Minimize your build!

In Chapter 1, we learned that you shouldn’t include unnecessary things in your build. Let’s take it one step further — you can optimize your build for maximum runtime efficiency. For example, if you’re building a function with Node, you should use ESBuild to produce a single deployable file with all dependencies. This will load much faster into memory vs loading multiple assets. AWS SAM has this built right into the framework. Here’s the general configuration I use (we’ll tweak some configs for comparison):

firstFn:
Type: AWS::Serverless::Function
Properties:
PackageType: Zip
CodeUri: firstFn/
Handler: index.handler
MemorySize: 256
Role: !GetAtt SomeRole.Arn
Tracing: Active
Architectures:
- arm64
Environment:
Variables:
NODE_OPTIONS: '--enable-source-maps'
Metadata:
BuildMethod: esbuild
BuildProperties:
Format: esm
Minify: true
OutExtension:
- .js=.mjs
Target: es2022
Sourcemap: true
SourcesContent: false
EntryPoints:
- ./src/index.mjs
- ./src/myModule.mjs
Banner:
- js=import { createRequire } from 'module'; const require = createRequire(import.meta.url);
  • Under the Metadata we can specify the BuildMethod as esbuild
  • For Format I specify esm because I want to build es modules.
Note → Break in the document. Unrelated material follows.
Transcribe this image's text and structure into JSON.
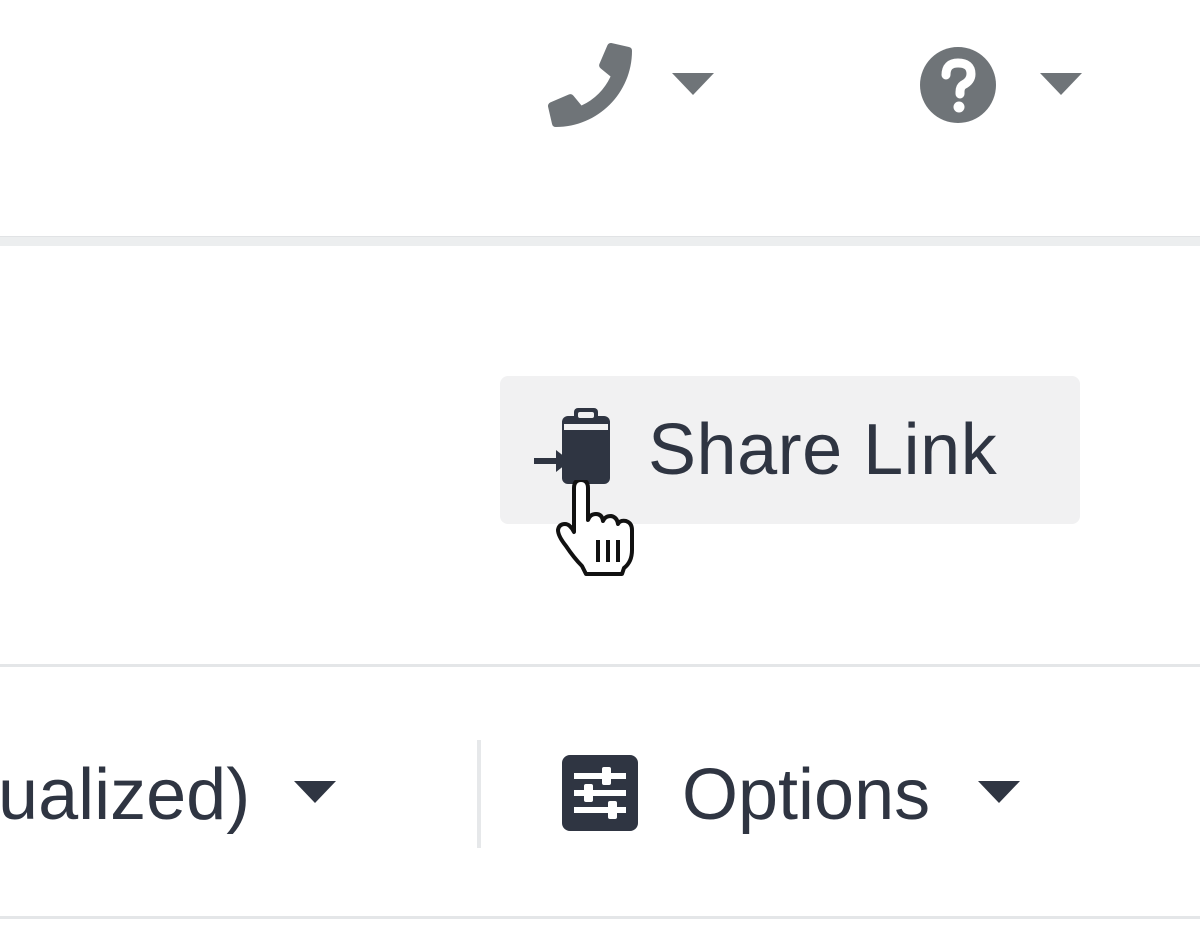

This is the only way to properly support Top Level Await. This also means the Target must be es2022 and the OutExtension should use .mjs
  • I enable Sourcemap so it generates a debuggable map since the entire build will be minified and unreadable. SourcesContent specifies if I want the entire src included or just file names. More on this later.
  • You should specify an EntryPoint for your function handler file and any additional modules
  • I’m specifying a Banner which gets added at the top of the generated output file. This is a workaround since esbuild currently cannot build dependencies that use require

I have two functions in my SAM template: secondFn and thirdFn. secondFn was built with a fully optimized ESBuild. All dependencies are included with no Externals. The entire package is ~3.3MB. ESBuild writes my source and all dependencies into a single file. The .map files are optional and only necessary for debugging.

thirdFn was built using the standard zip build process. As you can see, it has it has a node_modules folder with all of the dependencies in it. This results in a ~24 MB package.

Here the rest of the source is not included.